Monday, June 06, 2011

New Year: 1 Kings 1-2 for Apr 6

1 Kings 1-2, especially chapter 2, are not exactly eulogistic of David, nor are they exalted in their praise of Solomon as they introduce him. Note the absence of interpretive comment of any kind that the Lord commended the incidents of chapter 2, describing Adonijah, Joab, and Shimei's end at the command of Solomon. Perhaps there is a faint echo of the prediction of 1 Sam 8:18 on earthly kingships instead of the heavenly one.
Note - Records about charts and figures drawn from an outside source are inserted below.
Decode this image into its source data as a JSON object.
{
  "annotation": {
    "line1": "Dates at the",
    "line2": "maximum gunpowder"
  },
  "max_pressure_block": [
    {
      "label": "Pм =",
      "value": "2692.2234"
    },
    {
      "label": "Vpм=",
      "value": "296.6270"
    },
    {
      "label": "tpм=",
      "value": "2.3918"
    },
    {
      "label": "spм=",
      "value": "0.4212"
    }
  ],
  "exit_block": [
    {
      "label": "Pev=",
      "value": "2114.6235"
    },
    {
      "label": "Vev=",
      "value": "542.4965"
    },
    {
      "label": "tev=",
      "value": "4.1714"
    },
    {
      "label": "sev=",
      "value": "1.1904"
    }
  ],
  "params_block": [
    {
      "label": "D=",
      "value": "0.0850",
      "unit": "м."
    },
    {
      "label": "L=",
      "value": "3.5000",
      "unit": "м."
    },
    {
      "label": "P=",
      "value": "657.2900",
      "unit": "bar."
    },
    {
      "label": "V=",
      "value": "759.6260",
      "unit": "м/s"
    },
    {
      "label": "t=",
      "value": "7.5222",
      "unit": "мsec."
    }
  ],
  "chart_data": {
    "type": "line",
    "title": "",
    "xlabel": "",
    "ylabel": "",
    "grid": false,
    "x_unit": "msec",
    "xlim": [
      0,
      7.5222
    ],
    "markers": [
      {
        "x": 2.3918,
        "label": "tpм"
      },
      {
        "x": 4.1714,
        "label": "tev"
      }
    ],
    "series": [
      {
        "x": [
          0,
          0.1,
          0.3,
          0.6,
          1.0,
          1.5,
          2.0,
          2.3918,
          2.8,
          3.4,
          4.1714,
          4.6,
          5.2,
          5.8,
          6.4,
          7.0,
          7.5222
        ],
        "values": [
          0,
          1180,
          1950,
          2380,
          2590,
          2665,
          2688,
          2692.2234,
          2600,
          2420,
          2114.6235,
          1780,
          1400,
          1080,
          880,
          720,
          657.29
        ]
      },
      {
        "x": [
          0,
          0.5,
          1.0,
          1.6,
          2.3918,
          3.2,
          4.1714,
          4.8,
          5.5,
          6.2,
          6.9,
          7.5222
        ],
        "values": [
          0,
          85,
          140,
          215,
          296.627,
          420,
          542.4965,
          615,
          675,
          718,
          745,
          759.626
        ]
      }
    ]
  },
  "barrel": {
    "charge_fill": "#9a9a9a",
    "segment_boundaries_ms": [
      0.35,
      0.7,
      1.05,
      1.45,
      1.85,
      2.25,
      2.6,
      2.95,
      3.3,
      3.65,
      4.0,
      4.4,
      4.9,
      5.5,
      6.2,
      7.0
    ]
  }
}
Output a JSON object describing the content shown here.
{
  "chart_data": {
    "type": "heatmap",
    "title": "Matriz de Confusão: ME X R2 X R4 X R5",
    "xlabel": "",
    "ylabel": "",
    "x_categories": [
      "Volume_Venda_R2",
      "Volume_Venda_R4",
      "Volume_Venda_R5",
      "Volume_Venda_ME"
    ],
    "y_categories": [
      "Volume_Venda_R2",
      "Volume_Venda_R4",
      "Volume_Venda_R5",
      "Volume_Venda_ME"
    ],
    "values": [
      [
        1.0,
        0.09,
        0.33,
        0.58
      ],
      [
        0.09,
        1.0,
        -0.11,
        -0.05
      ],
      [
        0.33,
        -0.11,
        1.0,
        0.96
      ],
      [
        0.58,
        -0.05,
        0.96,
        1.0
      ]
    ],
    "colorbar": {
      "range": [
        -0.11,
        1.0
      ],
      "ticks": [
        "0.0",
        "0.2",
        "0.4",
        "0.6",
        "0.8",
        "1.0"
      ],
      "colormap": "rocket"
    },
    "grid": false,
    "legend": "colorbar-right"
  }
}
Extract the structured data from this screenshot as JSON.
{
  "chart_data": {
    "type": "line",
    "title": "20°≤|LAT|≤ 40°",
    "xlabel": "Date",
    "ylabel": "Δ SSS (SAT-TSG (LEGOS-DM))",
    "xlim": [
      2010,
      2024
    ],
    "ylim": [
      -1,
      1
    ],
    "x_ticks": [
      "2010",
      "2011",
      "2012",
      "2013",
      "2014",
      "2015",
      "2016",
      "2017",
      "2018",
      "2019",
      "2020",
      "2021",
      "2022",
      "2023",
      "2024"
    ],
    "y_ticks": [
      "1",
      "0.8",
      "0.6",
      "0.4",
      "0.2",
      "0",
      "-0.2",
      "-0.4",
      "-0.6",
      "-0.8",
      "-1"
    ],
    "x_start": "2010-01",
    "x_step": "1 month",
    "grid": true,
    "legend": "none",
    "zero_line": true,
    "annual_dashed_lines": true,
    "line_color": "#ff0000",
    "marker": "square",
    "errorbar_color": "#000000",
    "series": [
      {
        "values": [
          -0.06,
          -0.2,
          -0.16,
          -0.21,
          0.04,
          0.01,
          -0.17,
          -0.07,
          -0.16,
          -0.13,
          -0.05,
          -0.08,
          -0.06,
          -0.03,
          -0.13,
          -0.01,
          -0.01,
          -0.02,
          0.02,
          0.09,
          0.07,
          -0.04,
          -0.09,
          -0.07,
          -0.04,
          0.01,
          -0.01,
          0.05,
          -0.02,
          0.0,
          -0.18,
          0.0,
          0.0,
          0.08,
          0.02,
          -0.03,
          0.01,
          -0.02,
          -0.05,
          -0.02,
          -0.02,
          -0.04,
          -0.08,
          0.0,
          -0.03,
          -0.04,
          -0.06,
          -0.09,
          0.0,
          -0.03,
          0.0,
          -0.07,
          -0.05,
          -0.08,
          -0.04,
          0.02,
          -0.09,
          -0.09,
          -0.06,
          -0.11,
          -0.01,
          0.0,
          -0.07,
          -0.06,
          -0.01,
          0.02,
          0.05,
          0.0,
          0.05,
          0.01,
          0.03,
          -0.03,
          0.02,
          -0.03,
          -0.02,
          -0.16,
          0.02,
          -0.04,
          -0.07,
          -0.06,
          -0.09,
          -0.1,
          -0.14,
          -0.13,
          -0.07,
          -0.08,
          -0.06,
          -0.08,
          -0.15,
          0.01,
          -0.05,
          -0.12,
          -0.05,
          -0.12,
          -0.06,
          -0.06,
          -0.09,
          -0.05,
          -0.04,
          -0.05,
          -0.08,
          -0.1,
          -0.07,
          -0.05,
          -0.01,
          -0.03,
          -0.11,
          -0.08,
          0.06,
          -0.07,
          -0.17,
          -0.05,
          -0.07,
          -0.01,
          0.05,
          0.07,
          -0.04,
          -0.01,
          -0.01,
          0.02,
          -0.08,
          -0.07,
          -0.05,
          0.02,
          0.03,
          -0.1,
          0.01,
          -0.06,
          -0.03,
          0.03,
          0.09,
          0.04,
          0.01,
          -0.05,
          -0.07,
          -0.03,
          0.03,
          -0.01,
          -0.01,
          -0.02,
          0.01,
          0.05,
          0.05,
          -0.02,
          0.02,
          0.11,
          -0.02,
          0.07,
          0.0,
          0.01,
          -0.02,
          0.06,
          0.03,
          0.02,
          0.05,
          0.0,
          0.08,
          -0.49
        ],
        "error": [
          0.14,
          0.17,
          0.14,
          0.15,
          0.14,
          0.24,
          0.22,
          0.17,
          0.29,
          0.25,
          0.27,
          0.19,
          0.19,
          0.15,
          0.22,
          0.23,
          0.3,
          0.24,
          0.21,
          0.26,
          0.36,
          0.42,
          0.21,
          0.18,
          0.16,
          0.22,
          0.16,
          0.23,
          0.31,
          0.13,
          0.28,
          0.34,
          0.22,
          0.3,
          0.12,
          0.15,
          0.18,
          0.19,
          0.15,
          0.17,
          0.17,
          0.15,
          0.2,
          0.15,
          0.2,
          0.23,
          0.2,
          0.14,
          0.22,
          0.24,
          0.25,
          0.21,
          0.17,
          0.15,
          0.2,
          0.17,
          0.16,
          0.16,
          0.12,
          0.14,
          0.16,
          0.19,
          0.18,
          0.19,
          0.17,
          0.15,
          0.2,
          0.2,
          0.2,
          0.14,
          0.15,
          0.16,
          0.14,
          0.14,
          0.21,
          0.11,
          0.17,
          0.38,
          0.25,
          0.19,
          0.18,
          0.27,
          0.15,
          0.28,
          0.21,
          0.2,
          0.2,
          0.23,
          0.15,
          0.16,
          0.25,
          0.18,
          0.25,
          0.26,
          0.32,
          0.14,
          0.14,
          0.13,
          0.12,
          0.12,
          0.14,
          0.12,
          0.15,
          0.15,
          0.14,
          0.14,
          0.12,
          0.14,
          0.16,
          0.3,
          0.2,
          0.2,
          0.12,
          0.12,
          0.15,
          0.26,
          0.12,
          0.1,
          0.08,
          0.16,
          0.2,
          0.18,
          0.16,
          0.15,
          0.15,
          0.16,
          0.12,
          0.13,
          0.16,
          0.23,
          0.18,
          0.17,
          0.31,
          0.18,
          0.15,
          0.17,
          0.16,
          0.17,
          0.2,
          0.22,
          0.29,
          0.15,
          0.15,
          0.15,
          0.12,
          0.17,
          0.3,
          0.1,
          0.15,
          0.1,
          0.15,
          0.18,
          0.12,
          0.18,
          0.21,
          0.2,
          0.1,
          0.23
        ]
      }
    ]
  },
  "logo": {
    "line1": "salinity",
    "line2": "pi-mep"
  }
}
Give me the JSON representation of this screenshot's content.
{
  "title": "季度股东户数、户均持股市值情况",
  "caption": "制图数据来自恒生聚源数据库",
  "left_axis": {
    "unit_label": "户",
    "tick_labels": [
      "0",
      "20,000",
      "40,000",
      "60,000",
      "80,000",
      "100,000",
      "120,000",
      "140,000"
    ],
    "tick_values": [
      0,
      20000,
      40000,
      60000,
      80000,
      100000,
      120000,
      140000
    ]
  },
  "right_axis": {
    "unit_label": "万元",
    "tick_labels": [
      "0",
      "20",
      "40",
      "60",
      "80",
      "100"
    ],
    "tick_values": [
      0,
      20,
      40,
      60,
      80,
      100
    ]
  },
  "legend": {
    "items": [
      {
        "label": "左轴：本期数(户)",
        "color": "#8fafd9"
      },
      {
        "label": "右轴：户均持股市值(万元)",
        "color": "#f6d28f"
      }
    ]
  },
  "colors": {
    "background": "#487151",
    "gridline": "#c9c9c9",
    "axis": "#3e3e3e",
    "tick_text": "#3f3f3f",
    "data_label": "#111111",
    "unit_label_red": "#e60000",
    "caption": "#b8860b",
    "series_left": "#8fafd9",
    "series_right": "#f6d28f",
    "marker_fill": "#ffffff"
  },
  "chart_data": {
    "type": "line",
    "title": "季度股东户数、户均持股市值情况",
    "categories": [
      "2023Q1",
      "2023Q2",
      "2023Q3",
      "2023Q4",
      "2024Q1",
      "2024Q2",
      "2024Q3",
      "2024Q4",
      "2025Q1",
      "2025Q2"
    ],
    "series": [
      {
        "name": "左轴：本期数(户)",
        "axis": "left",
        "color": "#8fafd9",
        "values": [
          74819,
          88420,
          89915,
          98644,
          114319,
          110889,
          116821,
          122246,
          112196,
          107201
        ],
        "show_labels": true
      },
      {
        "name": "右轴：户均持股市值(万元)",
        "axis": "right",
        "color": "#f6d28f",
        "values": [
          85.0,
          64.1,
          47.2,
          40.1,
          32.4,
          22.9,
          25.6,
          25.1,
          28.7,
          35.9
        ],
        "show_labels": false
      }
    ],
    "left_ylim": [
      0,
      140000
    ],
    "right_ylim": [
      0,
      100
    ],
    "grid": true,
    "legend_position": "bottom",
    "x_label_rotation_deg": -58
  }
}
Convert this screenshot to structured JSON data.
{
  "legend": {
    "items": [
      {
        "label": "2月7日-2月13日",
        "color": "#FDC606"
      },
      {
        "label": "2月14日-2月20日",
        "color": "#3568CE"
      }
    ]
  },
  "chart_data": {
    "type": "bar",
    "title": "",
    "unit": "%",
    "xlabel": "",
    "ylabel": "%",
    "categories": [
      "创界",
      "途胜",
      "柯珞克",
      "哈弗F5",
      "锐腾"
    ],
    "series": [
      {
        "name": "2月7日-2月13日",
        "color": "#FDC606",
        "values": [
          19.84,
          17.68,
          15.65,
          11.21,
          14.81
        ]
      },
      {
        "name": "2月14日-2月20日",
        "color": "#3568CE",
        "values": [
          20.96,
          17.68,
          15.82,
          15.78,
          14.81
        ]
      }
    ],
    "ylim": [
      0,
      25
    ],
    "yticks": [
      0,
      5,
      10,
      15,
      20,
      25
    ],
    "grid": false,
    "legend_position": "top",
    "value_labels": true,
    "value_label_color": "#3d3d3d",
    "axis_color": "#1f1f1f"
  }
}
These chapters are a comment on the perils of power and consolidation of power by the use of pretext. They are morally messy! Are the pretexts for Solomon's actions here concocted? In 2:22, Solomon describes a motive for Bathsheba's request that is disproportionate. 2:13 hints that Adonijah has peace on his mind, but the narrative doesn't necessarily endorse this. But immediately following this, the story of the treatment of Abiathar shows that Solomon's thinking was not pure pragmatism: "you are a man of death, but I will not put you to death at this time, because you carried the ark of the Lord GOD before my father David, and because you were afflicted in everything with which my father was afflicted." What an amazing comment!

Similar ambiguities exist for Joab's life and death, and Shimei's life and death. It is instructive to compare the one-sentence comment of 1 Kings 2:46b with 2 Samuel 5:10-12, although as a single explanation, it needs to be supplemented by all the actions prior to David's ascension and consolidation as king in 2 Samuel 3-5.

Saturday, June 04, 2011

New Year: 2 Sam 22-24 for Apr 5

Some of the great highlights of Old Testament religion occur in 2 Samuel 22:8-20 and 23:1-7.

In 22:8-20 the poetic and even hyperbolic language must not be set aside. We are used to the more conventional language of 22:1-7, but the verses 8-20 go beyond that! Religion in the West, where influenced by Schleiermacher, was reduced to a description of what we feel about God. In contrast, Old Testament religion teaches -- from "page 1" -- that God is the active Initiator. Not only that, but He is the Intervener in the affairs -- of whom? Of whom He chooses to, of course. That is the point of 2 Sam 22:8-20. It is an intervention of the highest kind.

As for 2 Sam 23:1-7 ... "for He has made an everlasting covenant with me, / ordered in all things, and secured" and the subsequent verses about David fighting "the worthless" are primary examples of what is to be gained from the kind of God spoken about in 23:3-4 and in the previous chapter. If God were merely an intervener and initiator, and only acted unpredictably, however well and powerfully, then He would be like perhaps a Special Forces group, which intervenes, does great things, and is gone. But no. God has done something upon which David can rely forever. So in Christ is the same thing true of us: God in Christ has done something upon which we can rely forever.

Friday, June 03, 2011

New Year: 2 Sam 19-21 for Apr 4

There are loyalties like the morning mist in this section, and faithfulness to the heavens. Joab's loyalty to the king is like the morning mist, which was gone (2 Sam 18:14), comes back in a way (19:5ff), disappears again (20:10-12), and does it reappear in 20:20?

David's loyalty to Mephibosheth is faithfulness to the heavens. With the knowledge that God Himself is visiting the sins of Saul and his house upon the kingdom (21:1), he still withholds Jonathan's son from the Gibeonite revenge, because of the "oath of the Lord which was between them, between David and Saul's son Jonathan" (21:7).